United were at their best playing this way until injury and fatigue caught up to them. They didn’t have anyone else who could step into the front three and play that style.
That exposed United’s biggest problem: they could only play one way. Lukaku doesn’t fit that style and the rest of the team didn’t fit the style that best suits Lukaku.
This preseason wasn’t just about rebuilding the players on the team and gaining fitness. It was about building a team that can play in multiple styles when the time calls for it.
Title winning teams don’t win every match 4-0. They win a lot of matches 4-0 but what separates the title winners from third or fourth is their ability to find a breakthrough and win 1-0 when things aren’t going well.
Over the past few years, whether it was under Solskjaer, José Mourinho, or Louis van Gaal United had one way of playing. Home or away, big club or small club, the team played with the same tactics week in week out.
For the most part, they did fine against the big clubs. Yes, there were some embarrassing duds in there, but there were also big wins that were equally embarrassing for their opponents.
What separated United from the title race wasn’t their performance against the rest of the top four. It was consistently being inconsistent against the minnows of the league. Failing to beat the Burnleys and West Broms at home. Losing to all three newly promoted sides. Being the only Premier League team to not win at Huddersfield.
When teams thwarted United’s initial plan they had no answer. Marouane Fellaini’s 12 Premier League goals wasn’t much of a Plan B.
How does Lukaku fit into this? Solskjaer is building a team that can play multiple styles.
Daniel James is a pacy winger who can play as part of Solskjaer’s dynamic font three, or as a traditional winger who can provide service to Lukaku.

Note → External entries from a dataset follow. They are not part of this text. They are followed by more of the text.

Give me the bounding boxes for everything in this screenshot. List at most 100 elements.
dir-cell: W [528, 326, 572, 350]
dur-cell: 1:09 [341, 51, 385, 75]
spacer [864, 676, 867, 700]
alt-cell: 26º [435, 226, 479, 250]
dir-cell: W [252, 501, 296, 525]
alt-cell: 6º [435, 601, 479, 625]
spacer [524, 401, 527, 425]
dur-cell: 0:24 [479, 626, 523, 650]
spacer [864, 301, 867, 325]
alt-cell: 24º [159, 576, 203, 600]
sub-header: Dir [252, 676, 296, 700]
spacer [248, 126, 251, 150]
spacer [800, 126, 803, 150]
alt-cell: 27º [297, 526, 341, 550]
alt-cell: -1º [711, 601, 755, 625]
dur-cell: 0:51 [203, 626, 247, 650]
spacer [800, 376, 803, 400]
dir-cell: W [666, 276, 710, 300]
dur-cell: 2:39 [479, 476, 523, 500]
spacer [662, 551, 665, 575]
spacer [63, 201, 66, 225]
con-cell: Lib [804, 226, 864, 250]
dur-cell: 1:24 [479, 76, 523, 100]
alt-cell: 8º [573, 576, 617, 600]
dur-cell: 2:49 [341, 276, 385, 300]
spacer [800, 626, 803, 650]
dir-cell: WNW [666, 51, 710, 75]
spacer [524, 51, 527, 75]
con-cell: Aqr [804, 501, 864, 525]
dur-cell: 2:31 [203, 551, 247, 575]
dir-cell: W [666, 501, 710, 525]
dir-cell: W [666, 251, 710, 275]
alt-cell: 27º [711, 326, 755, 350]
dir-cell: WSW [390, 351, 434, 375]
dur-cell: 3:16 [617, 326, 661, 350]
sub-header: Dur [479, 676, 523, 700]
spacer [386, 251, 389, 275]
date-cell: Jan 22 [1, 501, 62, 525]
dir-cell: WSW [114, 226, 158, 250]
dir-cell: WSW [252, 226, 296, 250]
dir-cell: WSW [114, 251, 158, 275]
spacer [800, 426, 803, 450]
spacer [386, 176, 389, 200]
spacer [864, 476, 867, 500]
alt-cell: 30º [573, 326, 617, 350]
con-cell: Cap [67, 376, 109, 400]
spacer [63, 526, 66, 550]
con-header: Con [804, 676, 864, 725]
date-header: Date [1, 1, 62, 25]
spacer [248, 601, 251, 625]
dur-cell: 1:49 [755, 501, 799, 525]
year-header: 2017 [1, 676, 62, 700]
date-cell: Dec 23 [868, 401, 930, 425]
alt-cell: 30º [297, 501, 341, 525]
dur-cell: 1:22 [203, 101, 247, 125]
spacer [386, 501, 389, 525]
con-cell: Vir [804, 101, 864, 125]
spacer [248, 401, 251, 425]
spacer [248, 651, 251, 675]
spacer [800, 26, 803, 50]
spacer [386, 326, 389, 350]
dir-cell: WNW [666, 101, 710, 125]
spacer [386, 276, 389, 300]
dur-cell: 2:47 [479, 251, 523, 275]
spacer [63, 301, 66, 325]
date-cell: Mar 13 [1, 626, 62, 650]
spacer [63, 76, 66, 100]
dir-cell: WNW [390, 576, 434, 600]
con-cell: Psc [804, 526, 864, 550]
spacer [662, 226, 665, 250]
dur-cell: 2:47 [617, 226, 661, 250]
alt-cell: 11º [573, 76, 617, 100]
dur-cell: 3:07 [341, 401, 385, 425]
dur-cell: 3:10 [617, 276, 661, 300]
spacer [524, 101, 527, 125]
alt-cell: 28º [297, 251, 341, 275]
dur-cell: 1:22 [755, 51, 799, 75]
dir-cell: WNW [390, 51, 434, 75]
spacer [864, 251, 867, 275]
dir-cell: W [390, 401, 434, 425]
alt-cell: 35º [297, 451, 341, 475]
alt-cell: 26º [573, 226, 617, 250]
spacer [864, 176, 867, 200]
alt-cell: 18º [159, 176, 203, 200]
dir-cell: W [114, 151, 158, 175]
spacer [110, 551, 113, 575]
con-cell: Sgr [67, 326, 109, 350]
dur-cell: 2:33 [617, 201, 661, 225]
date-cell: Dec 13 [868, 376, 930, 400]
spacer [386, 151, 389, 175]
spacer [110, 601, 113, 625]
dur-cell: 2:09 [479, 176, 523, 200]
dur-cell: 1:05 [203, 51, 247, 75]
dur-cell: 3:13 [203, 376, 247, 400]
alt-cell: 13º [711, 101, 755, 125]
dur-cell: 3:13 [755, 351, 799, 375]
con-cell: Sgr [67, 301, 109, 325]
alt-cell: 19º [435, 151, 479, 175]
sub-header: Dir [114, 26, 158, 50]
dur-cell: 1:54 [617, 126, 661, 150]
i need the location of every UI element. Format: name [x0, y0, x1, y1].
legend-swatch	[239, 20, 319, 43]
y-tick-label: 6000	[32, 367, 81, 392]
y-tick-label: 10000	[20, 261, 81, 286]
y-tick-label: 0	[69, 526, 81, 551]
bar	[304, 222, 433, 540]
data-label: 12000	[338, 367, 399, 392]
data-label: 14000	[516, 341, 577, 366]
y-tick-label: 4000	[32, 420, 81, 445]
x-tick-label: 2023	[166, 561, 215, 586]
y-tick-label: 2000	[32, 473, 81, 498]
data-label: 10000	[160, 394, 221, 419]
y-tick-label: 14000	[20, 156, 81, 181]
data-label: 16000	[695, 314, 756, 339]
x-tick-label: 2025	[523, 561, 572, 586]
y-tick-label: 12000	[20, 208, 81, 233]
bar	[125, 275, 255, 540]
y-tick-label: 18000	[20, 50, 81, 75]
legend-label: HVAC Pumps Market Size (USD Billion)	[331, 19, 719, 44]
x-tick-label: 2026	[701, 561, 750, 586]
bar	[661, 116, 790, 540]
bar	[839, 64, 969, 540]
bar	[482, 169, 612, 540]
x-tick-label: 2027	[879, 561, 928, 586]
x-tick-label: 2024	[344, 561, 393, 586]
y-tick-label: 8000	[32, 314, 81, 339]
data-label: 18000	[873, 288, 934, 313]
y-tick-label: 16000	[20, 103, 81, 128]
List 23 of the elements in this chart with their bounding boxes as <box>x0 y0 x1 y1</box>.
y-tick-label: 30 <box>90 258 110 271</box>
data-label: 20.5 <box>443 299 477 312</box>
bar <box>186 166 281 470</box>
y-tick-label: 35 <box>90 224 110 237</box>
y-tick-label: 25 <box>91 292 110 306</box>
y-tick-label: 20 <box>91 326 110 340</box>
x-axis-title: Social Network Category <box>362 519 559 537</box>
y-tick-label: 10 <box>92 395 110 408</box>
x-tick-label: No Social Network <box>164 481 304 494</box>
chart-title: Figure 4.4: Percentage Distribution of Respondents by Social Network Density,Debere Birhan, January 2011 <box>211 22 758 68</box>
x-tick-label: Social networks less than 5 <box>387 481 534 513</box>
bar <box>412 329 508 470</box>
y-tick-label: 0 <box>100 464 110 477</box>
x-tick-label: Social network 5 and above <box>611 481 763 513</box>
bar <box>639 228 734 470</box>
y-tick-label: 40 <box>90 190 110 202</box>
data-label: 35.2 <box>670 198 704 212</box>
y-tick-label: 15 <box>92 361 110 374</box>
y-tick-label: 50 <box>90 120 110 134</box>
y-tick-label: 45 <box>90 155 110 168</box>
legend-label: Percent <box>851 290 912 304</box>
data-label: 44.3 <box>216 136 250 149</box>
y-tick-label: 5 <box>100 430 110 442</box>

It may only be preseason but Mason Greenwood has been giving the Reds a legitimate right wing option that they haven’t had in quite some time.
Ultimately that high pressing style is going to be Solskjaer’s preference this season, which is why Lukaku knows he won’t be first choice. But with the ability to change styles, Solskjaer could sporadically pick when to unleash Lukaku.
We already know Lukaku thrives against teams outside the top six. He’s at his best against mid table teams that have a go against United. With new options out wide, Soskjaer can bring in Lukaku to provide a different look for United, and provide much needed rest to either Rashford or Martial.
Playing Lukaku requires United to change the way they play when he’s on the field, which is something the club is now more equipped to handle. They’ll be able to change their tactics and shape based on who their opponents are. Instead of trotting out the front three that benefits from pressing and running, they can change their style of play, and keep the pressers fresh for the matches when they’ll need them.
As I mentioned before, United’s biggest issue in recent years wasn’t at the top, it was inconsistency against the rest of the league that killed them. It was against teams that liked to sit back and defend. Whereas runners and counter attackers Rashford and Martial struggle in these games, Lukaku dominates these teams.
At the start of Solskjaer’s reign, Lukaku found success coming off the bench. While it’s not his ideal role, it still a far better plan B than bringing on Fellaini and having everyone try to hoof the ball to him.
All of this of course requires Lukaku to buy in to Solskjaer’s plan, something that he has not yet done. At the moment selling Lukaku is still the move that benefits everyone.
If no sale happens Lukaku can still play a significant role for United this year. This isn’t a sell at all cost situation (like Alexis Sánchez), and Ed Woodward should be commended for not wavering.